In 1603 wordt Arminius benoemd tot hoogleraar theologie in Leiden, waartegen Gomarus, die daar ook hoogleraar is, protesteert vanwege Arminius vermeende onrechtzinnigheid. Na een maaltijd worden de verschillen en bedenkingen uitgepraat en promoveert Arminius bij Gomarus en treedt toe tot het hooglerarenkorps. De diverse conflicten rond dit onderwerp laten zien dat er een toenemend gebrek aan tolerantie bestond in de kerk (maar ook in de samenleving) en waarbij respect voor andersdenkenden steeds minder werd. Wellicht is dit een van de minder positieve neveneffecten van de reformatie geweest, die misschien in de strijd tegen het Rooms Katholicisme te begrijpen was, maar nu zorgde voor (onnodige) verdeeldheid in de reformatorische gelederen.

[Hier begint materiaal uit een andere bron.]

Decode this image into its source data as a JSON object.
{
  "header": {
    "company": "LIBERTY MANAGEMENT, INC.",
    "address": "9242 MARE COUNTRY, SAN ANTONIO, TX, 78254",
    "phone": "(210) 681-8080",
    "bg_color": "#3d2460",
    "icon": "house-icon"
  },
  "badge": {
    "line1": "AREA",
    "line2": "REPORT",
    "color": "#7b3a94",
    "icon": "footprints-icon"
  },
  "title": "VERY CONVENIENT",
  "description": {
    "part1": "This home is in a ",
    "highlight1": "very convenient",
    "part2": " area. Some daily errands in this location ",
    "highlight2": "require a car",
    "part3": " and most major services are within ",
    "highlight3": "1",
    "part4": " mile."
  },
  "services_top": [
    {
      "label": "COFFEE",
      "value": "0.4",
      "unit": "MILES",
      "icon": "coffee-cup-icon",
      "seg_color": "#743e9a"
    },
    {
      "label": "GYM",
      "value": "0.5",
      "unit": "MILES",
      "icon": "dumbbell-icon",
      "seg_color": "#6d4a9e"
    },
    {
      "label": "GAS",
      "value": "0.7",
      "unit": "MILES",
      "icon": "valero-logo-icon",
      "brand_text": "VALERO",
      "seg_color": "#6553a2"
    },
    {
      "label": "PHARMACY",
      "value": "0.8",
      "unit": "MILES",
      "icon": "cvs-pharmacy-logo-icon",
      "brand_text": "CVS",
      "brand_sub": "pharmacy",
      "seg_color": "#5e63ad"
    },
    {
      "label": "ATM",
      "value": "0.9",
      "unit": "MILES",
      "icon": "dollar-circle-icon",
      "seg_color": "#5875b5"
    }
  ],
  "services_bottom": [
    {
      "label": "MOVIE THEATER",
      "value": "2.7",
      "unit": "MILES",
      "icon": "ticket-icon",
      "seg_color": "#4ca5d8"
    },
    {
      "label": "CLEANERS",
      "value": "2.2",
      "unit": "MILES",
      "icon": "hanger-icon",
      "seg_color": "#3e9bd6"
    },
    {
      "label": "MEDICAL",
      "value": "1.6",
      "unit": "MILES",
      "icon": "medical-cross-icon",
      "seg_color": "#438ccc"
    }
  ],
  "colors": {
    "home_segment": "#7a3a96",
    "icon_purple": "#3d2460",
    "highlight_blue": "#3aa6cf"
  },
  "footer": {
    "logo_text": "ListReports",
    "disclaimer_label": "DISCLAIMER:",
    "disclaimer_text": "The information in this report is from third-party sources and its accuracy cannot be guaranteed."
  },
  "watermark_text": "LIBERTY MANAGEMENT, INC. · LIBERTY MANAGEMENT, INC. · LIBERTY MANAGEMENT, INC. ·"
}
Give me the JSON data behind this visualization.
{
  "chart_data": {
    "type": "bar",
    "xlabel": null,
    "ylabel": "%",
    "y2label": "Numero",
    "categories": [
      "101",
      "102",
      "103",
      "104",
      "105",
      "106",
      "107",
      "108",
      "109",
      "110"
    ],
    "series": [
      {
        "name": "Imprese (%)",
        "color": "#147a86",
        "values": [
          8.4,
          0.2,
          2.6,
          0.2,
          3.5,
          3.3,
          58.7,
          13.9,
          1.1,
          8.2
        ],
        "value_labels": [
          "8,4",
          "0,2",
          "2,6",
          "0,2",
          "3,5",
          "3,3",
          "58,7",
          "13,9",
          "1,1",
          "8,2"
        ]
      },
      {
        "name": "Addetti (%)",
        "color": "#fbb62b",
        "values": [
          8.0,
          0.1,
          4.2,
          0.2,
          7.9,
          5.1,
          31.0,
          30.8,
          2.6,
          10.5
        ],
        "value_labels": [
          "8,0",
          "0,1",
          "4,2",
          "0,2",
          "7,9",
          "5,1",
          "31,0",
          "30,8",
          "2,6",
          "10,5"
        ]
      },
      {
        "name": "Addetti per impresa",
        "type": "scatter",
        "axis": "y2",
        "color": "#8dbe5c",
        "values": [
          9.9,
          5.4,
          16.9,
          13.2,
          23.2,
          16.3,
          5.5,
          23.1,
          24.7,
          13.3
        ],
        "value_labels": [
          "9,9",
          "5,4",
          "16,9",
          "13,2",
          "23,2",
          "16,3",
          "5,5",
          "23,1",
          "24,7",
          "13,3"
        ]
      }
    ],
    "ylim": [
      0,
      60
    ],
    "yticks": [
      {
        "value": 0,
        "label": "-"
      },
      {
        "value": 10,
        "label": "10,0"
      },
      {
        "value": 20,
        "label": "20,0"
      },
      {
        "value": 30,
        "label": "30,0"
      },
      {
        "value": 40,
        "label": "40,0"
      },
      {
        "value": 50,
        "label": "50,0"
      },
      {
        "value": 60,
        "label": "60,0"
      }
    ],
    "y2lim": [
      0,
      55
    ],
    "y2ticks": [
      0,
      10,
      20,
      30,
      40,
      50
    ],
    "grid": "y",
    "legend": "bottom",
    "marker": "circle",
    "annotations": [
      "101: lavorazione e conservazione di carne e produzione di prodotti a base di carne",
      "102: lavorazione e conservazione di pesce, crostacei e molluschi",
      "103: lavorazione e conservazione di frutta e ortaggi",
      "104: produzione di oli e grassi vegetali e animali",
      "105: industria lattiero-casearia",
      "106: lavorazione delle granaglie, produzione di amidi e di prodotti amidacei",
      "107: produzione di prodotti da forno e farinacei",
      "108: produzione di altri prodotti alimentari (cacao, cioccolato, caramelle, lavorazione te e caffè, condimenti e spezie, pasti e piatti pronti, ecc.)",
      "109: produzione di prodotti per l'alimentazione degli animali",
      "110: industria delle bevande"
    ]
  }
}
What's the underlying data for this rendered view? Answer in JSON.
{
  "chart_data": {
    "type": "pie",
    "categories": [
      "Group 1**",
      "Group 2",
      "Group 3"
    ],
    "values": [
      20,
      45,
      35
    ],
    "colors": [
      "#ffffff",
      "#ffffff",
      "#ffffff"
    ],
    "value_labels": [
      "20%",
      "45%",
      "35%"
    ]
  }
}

In 1604 leidde Arminius een disputatie over de voorbeschikking en de verkiezing, deze onderwerpen waren volgens het rooster bepaald. Hieruit kwamen de verschillen met de inzichten en leer van Gomarus weer naar voren. Beiden leerden dat geloof een gave van de genadige God is, maar Arminius legt ook een verband tussen Gods eeuwige besluit en de menselijke geloofsdaad. De mens is volgens Arminius bij machte om die gave van geloof te verwerpen en dus ook het heil af te wijzen. Hij is dus met zijn eigen wil verantwoordelijk voor zijn eigen heil. Dat was voor Gomarus niet acceptabel, omdat geen mens ongedaan kan maken wat God gedaan heeft. Gods genadige besluit kan niet afhangen van de wil van een mens. Hieruit blijkt dus vooral een verschil in visie op de mens. De Jong zegt dat deze debatten zowel de prediking raken als de zielzorg.[6] De prediking, omdat Arminius vond dat de predikant zijn toehoorders moest kunnen oproepen voor een beslissende keuze voor of tegen het aangeboden heil. Dit argument zal nog steeds terugkeren voor degenen die tegenwoordig zich Arminianen of voorstanders van de vrije wil noemen. En ook de zielzorg, omdat Gomarus vond dat de zekerheid van het heil verdween. Het werk van Christus moest immers vaststaan ongeacht de menselijke aanvaarding of verloochening? Ook het aspect van de heilszekerheid is een thema wat vaker voor zal komen, maar dan in de zin dat men (vaak) twijfelt of men wel uitverkoren (en dus behouden) is. M.i. is dit de grootste zwakte van de leer van de uitverkiezing, dat het mensen onzeker op dit punt maakt.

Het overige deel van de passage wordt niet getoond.